Over eight million tonnes of plastic enter the oceans every year, with 80% coming from land. Plastic bottles are a major contributor; a million plastic bottles are made every minute and the rate is rising quickly, with annual consumption forecast to top half a trillion by 2021.
At least a dozen nations already have a Deposit Return Scheme (“DRS”), in which a small deposit is paid when purchasing the bottle, which is then returned when the empty bottle is brought back.
In Germany and Denmark, which have DRS schemes, more than 90% of bottles are returned. In England, just 57% of plastic bottles are recycled, mostly through street-side collection schemes.
Councils across England could save up to £35m every year if the government introduces a deposit return scheme for plastic bottles and other drinks containers, according to a new report.
Campaigners say it would reduce litter and help tackle plastic pollution which experts say risks “near permanent contamination of the natural environment” with potentially devastating consequences.
However, some cash-strapped local authorities have expressed concern that they would lose money as people would use the scheme rather than recycle through local authorities’ kerbside systems.
The report, based on an analysis of data across eight local authorities including some with high and low recycling rates, found that rather than losing income individual authorities could make savings of between £60,000 and £500,000 each by adopting a DRS, due to reduced littering and landfill charges as well as there being fewer recycling bins to process.
Allison Ogden-Newton, chief executive of Keep Britain Tidy, one of the groups behind the report, said: “There is no doubt that introducing a deposit refund system would reduce littering in this country but, until now, there has been a concern that it would have a negative impact on cash-strapped councils. This report shows that in fact a DRS would create savings for local government.”
Earlier this month environment secretary Michael Gove told the Conservative party conference that he would work with the industry to see how the scheme might be implemented in England.
Gove was pressured this summer by opposition parties and NGOs to introduce a DRS in England, and Nicola Sturgeon announced in September that Scotland would introduce a DRS.
In response, he announced a four-week call for views to inform how the scheme would be designed. The government’s working group on the issue will also consider DRS for metal and glass containers.
The report that was commissioned by Keep Britain Tidy, the Marine Conservation Society, Surfers Against Sewage, Campaign to Protect Rural England and Reloop. It was carried out by environmental research group Eunomia.
It found that local authorities would lose some income as there would be a reduced number of cans and plastic bottles in the kerbside collections to sell to recyclers. However, the savings made from having fewer containers to collect and sort, as well as reduced levels of littering and reduced landfill charges would outweigh the loss of revenue.

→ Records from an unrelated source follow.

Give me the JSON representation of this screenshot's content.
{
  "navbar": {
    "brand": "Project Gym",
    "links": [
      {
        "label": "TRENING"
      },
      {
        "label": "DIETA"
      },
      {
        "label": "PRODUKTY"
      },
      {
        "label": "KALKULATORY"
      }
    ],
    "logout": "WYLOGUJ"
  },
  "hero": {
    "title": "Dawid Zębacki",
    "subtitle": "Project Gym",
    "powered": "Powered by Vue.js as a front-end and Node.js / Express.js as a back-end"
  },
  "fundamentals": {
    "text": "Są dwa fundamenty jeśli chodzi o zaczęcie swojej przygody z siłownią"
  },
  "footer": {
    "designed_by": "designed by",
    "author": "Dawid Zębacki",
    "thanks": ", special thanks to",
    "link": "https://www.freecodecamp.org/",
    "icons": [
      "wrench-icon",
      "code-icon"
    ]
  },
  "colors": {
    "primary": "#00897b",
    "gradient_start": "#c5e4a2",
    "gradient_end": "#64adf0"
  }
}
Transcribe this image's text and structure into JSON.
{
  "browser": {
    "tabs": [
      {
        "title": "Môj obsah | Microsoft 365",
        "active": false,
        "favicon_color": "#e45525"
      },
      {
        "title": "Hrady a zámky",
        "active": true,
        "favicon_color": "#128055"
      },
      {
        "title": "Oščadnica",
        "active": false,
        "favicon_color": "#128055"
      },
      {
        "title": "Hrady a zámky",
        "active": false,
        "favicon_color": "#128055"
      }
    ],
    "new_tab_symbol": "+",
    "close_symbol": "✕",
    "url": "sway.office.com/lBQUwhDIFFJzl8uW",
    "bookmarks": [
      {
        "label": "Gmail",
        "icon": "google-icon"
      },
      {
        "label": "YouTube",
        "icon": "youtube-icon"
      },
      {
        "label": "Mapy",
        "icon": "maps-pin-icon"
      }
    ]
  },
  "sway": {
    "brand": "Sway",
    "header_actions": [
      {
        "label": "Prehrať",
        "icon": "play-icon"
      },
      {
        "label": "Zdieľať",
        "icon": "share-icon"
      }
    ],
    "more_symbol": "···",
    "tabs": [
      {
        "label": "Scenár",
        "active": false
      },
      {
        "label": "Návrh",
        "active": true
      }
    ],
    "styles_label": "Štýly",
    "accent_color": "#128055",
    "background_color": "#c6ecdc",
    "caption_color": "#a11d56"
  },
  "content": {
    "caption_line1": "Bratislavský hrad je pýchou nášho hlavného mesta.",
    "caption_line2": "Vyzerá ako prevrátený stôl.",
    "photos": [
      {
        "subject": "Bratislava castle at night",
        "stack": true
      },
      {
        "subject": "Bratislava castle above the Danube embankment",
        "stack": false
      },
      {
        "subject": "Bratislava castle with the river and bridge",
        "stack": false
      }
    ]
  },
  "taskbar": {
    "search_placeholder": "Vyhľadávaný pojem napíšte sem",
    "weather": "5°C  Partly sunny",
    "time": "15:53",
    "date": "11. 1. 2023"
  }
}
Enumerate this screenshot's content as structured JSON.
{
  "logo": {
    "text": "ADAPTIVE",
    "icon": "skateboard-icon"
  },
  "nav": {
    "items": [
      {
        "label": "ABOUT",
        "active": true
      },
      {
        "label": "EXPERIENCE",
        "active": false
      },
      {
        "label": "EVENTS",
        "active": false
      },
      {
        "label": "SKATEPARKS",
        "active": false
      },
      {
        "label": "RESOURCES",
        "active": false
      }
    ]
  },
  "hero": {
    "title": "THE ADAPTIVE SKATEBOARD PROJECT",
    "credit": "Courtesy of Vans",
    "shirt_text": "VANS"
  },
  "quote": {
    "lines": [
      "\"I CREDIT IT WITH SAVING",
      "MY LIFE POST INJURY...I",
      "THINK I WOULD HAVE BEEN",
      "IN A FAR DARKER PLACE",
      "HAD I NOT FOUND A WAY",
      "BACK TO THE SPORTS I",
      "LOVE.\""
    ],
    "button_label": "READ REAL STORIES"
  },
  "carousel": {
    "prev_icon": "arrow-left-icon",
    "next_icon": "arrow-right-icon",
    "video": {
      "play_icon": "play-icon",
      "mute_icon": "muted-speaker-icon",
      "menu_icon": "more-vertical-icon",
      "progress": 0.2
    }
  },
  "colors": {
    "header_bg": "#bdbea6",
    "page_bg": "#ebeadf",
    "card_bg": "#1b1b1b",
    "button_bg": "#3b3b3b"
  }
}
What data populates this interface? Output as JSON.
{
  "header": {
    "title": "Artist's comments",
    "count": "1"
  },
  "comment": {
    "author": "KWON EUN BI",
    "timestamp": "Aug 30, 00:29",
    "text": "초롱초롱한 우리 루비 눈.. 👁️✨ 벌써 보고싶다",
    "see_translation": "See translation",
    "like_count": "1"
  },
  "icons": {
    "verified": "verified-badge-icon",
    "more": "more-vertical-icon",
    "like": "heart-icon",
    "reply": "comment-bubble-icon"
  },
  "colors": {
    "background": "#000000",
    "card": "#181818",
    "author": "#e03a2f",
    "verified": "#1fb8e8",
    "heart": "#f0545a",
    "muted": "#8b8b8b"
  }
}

Samantha Harding, from the Campaign to Protect Rural England, said: “There are no longer any valid arguments that DRS doesn’t work and the environmental case is crystal clear. For our coasts and countryside, the cost of not taking action will be far greater than any incurred by the parts of industry that are trying to block this. Michael Gove can now build on the success of the government’s bag charge and the ban on microbeads by confirming England will have a deposit system.”
Hugo Tagholm, from Surfers Against Sewage, said: “Deposit refund schemes are a tried-and-tested way of dramatically increasing recycling rates while reducing plastic bottle and other container pollution on our beaches, in our streets and across the countryside.
“This report now clearly shows that introducing a DRS for England would also benefit local economies and communities, saving councils money that could be redirected to vital frontline services.”